Задолго до того, как я добрался до логова тёти Агаты, мне стало ясно, что охота была в самом разгаре. Служащие отеля в форме сновали по лестницам и коридорам, а перед номером пострадавшей стояли несколько служанок и лакеев, слушая громовой голос, доносившийся из-за двери. Я постучал и, не дождавшись ответа, бочком скользнул в комнату. Среди присутствовавших я заметил горничную, бьющуюся в истерике, тётю Агату с растрёпанными волосами и деятеля в бакенбардах, похожего на бандита, – менеджера отеля.
– Всем привет! – весело сказал я. – Привет, привет, привет!
Тётя Агата тут же на меня шикнула. При виде Бертрама на её губах не появилось приветливой улыбки.
– Лучше не лезь ко мне сейчас, Берти, – рявкнула она, глядя на меня, как на ту самую последнюю каплю.
– Что-нибудь случилось?
– Да, да, да! У меня пропало жемчужное ожерелье!
– Жемчужное? Ожерелье? – спросил я. – Нет, правда? Какая досада! Где ты в последний раз его видела?
– Какое это имеет значение? Его у меня украли.
Тут король бакенбардистов, видимо, отдохнувший между раундами, кинулся в бой и разразился длинной речью по-французски. Горничная в углу рыдала взахлёб.
– Ты уверена, что всюду посмотрела? – спросил я.
– Естественно, я посмотрела всюду.
– Я потому спрашиваю, что сам часто терял воротнички, а потом, знаешь ли…
– Берти, не своди меня с ума! Я сейчас не в том состоянии, чтобы выслушивать твой бред! Да замолчите же вы! Немедленно замолчите! – прогрохотала она голосом, которым майоры отдают приказы солдатам, а ковбои усмиряют быков. И таким был её магнетизм, или как там это называется, что менеджер заткнулся на полуслове, словно ему внезапно отрезали язык. Впрочем, горничная в углу не сдалась и продолжала реветь, как пароходная сирена.

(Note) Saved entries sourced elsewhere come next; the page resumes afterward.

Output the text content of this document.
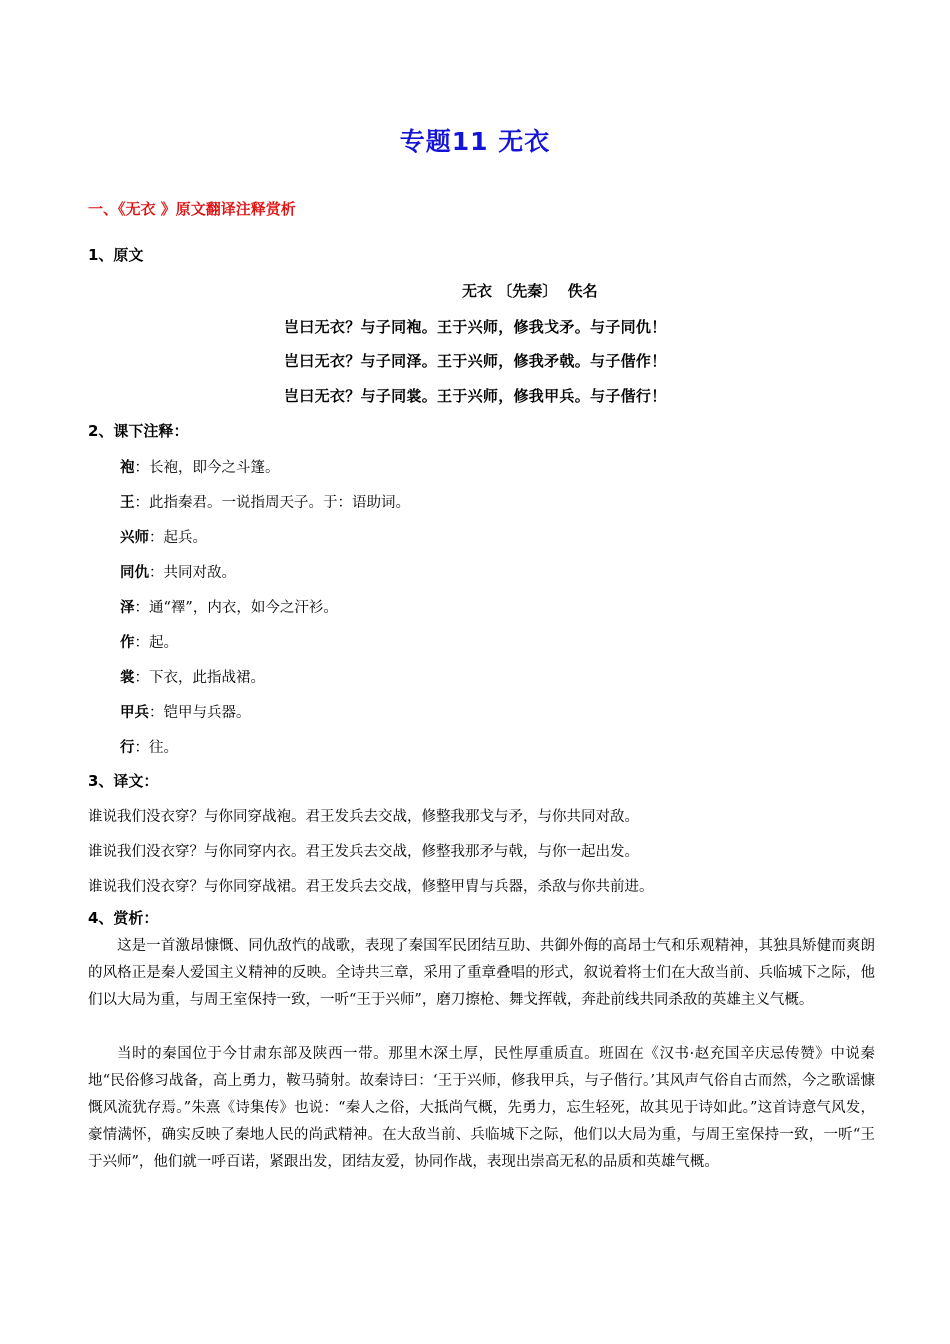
专题11 无衣
一、《无衣 》原文翻译注释赏析
1、原文
无衣 〔先秦〕  佚名
岂曰无衣？与子同袍。王于兴师，修我戈矛。与子同仇！
岂曰无衣？与子同泽。王于兴师，修我矛戟。与子偕作！
岂曰无衣？与子同裳。王于兴师，修我甲兵。与子偕行！
2、课下注释：
袍：长袍，即今之斗篷。
王：此指秦君。一说指周天子。于：语助词。
兴师：起兵。
同仇：共同对敌。
泽：通“襗”，内衣，如今之汗衫。
作：起。
裳：下衣，此指战裙。
甲兵：铠甲与兵器。
行：往。
3、译文：
谁说我们没衣穿？与你同穿战袍。君王发兵去交战，修整我那戈与矛，与你共同对敌。
谁说我们没衣穿？与你同穿内衣。君王发兵去交战，修整我那矛与戟，与你一起出发。
谁说我们没衣穿？与你同穿战裙。君王发兵去交战，修整甲胄与兵器，杀敌与你共前进。
4、赏析：
这是一首激昂慷慨、同仇敌忾的战歌，表现了秦国军民团结互助、共御外侮的高昂士气和乐观精神，其独具矫健而爽朗的风格正是秦人爱国主义精神的反映。全诗共三章，采用了重章叠唱的形式，叙说着将士们在大敌当前、兵临城下之际，他们以大局为重，与周王室保持一致，一听“王于兴师”，磨刀擦枪、舞戈挥戟，奔赴前线共同杀敌的英雄主义气概。
当时的秦国位于今甘肃东部及陕西一带。那里木深土厚，民性厚重质直。班固在《汉书·赵充国辛庆忌传赞》中说秦地“民俗修习战备，高上勇力，鞍马骑射。故秦诗曰：‘王于兴师，修我甲兵，与子偕行。’其风声气俗自古而然，今之歌谣慷慨风流犹存焉。”朱熹《诗集传》也说：“秦人之俗，大抵尚气概，先勇力，忘生轻死，故其见于诗如此。”这首诗意气风发，豪情满怀，确实反映了秦地人民的尚武精神。在大敌当前、兵临城下之际，他们以大局为重，与周王室保持一致，一听“王于兴师”，他们就一呼百诺，紧跟出发，团结友爱，协同作战，表现出崇高无私的品质和英雄气概。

– Послушай, – сказал я, – по-моему, с этой девушкой что-то происходит. Она случайно не плачет, как ты думаешь? Возможно, ты не обратила на это внимания, но у меня глаз намётанный, знаешь ли.
– Она украла моё жемчужное ожерелье! Я в этом убеждена!
Специалист по бакенбардам немедленно разразился новой речью, но к этому времени тётя Агата превратилась в кавалерственную даму и произнесла голосом, приготовленным для особых случаев:
– Я вам в сотый раз повторяю, мой милый…
– Прости, что я тебя перебиваю, и всё такое, – сказал я, – но ты случайно не этих красотулечек ищешь? – Я вытащил ожерелье из кармана. – Похоже на жемчуг, что?
Я не знаю, был ли я когда-нибудь в жизни так счастлив, как в эту минуту. Об этом событии я стану рассказывать моим внукам, если они у меня когда-нибудь появятся, в чём, если задуматься, я сильно сомневаюсь. Тётя Агата, казалось, сморщилась прямо на глазах, совсем как воздушный шар, из которого выпустили газ.
– Где… где… где… – забормотала она.
– Я забрал ожерелье у твоей лучшей подруги,
мисс Хемингуэй.Даже сейчас до неё не сразу дошло, о чём я говорю.
– У мисс Хемингуэй? У мисс Хемингуэй! Но… но как к ней попало моё ожерелье?
– Как? – переспросил я. – Да очень просто. Она его украла. Стырила. Свистнула. Она так зарабатывает на жизнь, прах её побери! Втирается в доверие к людям, проживающим в отеле, и тащит их драгоценности почём зря! Не знаю, какое у неё прозвище, но её братец широко известен в уголовном мире под кличкой Сентиментальный Сид.
– Мисс Хемингуэй – воровка! Я… я… – Она умолкла и нерешительно на меня посмотрела. – Но, Берти, дорогой, как тебе удалось забрать у неё ожерелье?
– Не всё ли тебе равно? Если хочешь знать, я воспользовался одним из своих методов.
Я призвал на помощь всю свою мужскую отвагу и выдал ей, как полагается.
– Разрази меня гром, тётя Агата! – сурово произнёс я. – Должен тебе сказать, по-моему, ты поступила крайне неосторожно. В каждом номере висит объявление, что ценности следует сдавать менеджеру для хранения в сейфе, а ты не обратила на это никакого внимания. Первый попавшийся вор спокойно зашёл в твою комнату и стащил ожерелье, вот тебе результат. И вместо того, чтобы признать свою вину, ты сделала из менеджера, несчастного бедолаги, свиную отбивную. Ты была очень, очень несправедлива к несчастному бедолаге.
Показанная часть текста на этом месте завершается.